Die Umfrageergebnisse wird der Berliner Behindertenverband nun der BVG überreichen und den Verkehrsbetrieben die Möglichkeit einer Stellungnahme einräumen. Die BVG-Stellungnahme wird dann in einem gesonderten Artikel in der nächsten Ausgabe der Berliner Behindertenzeitung thematisiert.

„Wir werden die Ergebnisse der Umfrage aber auch in unsere Gremienarbeit einfliessen lassen. Das war ja auch der Sinn dieser Umfrage. Der BBV ist zum Beispiel in mehreren Senats-AG´s oder etwa im Fahrgastbeirat“, erklärt Peter. „Außerdem werden wir deswegen auch bei den Regierungsparteien an die Tür klopfen (also SPD, Die Linke und Bündnis 90/Die Grünen; Anm. d. Red.). Schließlich hat die neue Regierung angekündigt, dass sie ein Konzept zur Sicherung der Mobilität von Menschen mit Behinderung erarbeiten will und dazu mit dem Fahrgastbeirat zusammenarbeiten möchte“, so Dominik Peter.

Die „alternativen Fakten“

Kritik übt der Berliner Behindertenverband aber auch am Umgang sowohl von BVG, als auch von der S-Bahn mit den Berliner Behindertenverbänden. Das Verkünden von geradezu `alternativen Fakten´ seitens der beiden ÖPNV-Betriebe sei nicht länger hinnehmbar. „Wenn zum Beispiel Neuheiten vorgestellt werden und die Behindertenverbände in den entsprechenden Gremien daran massive Kritik üben, ist es völlig indiskutabel, wenn BVG und S-Bahn anschließend ganz gezielt den Eindruck erwecken wollen, die neuen Produkte seien sozusagen von den Verbänden abgesegnet worden, nur weil sie in den Gremien vorgestellt wurden“, kritisiert Dominik Peter. „Gegen solche Verdrehungen der Tatsachen werden wir uns künftig wehren“. Siehe hierzu auch den Artikel auf Seite 14 über die neue S-Bahn.

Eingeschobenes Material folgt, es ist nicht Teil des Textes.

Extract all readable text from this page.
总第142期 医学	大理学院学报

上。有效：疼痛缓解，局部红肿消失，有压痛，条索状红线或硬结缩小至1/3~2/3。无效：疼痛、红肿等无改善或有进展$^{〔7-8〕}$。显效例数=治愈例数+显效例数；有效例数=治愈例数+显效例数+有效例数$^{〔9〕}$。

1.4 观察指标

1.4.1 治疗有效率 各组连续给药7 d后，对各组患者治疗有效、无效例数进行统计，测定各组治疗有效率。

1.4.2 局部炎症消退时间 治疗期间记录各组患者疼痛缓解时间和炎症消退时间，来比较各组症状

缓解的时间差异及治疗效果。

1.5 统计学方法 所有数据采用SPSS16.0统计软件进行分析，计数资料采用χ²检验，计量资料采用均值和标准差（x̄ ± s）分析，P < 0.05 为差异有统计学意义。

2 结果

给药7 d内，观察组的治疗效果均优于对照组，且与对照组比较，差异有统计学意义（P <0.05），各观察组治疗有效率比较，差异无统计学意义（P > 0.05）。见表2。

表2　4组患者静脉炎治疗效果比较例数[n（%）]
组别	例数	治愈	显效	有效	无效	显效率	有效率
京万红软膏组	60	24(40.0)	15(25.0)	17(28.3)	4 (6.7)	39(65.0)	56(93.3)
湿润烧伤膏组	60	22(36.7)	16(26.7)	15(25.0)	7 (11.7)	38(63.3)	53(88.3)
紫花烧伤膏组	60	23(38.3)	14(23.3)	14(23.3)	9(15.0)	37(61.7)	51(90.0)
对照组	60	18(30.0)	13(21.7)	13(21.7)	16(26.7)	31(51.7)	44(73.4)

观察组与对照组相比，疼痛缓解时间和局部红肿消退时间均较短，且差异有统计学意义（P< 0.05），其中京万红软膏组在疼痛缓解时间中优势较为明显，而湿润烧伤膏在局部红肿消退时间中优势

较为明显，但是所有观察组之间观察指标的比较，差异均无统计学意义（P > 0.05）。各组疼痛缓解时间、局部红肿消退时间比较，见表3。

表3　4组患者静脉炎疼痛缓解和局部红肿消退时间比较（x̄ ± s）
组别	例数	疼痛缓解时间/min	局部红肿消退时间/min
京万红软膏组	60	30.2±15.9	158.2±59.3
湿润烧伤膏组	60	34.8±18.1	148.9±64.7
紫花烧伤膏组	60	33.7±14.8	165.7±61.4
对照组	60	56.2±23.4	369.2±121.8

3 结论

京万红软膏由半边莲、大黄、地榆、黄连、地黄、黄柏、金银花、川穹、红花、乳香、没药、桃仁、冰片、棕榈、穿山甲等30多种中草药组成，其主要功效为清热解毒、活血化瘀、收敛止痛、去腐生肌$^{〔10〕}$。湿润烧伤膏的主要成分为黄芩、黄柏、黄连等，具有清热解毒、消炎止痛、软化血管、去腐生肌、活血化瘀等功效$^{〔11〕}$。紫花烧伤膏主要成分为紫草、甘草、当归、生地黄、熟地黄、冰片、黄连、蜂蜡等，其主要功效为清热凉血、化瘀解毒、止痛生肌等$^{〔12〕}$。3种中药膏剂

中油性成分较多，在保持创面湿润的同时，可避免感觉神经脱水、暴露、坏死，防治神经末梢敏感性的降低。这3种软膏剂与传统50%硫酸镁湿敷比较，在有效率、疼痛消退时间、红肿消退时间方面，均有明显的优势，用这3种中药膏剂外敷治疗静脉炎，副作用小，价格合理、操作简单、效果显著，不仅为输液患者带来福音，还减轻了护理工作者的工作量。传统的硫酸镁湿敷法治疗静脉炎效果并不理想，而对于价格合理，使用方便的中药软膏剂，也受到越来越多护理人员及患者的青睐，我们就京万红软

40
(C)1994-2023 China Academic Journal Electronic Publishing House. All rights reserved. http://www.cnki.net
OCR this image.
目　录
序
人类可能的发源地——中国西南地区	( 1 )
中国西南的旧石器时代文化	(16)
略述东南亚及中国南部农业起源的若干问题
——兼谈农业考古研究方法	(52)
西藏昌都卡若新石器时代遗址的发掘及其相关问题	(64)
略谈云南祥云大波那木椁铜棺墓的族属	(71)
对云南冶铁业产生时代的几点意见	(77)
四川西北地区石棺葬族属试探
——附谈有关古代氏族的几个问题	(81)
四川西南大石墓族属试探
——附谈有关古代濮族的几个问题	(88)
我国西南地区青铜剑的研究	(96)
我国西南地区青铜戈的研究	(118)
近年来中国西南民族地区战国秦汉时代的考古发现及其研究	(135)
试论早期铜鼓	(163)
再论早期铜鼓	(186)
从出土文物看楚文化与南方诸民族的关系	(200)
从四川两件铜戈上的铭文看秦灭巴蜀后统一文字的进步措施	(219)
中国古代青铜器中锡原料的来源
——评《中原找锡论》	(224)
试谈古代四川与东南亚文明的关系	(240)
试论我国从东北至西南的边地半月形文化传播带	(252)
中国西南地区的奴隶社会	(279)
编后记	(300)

INFOKASTEN: WEITERE UMFRAGEFAKTEN

Zu den Teilnehmern der Umfrage lässt sich folgendes festhalten:

1. Anzahl der Teilnehmer:  Insgesamt nahmen an der Umfrage 606 Personen teil.

2. Geschlecht: Von den 606 Teilnehmern, waren 49,9 Prozent weiblich, 49,6 Prozent männlich und 0,5 Prozent gaben Sonstiges an.

3. Art der Behinderung: Nur sieben Prozent der Teilnehmer gaben an, keine Behinderung zu haben. Dagegen gaben 49,6 Prozent an, mobilitätseingeschränkt zu sein und einen Rollstuhl zu nutzen. Zudem gaben 9,9 Prozent der Teilnehmer an, über eine Sehbehinderung zu verfügen.

4. Nutzbarkeit: 37 Prozent gab an, dass die BVG nicht gut für mobilitätseingeschränkte Fahrgäste nutzbar ist. Nur 16,6 Prozent fand, dass die BVG gut nutzbar sei.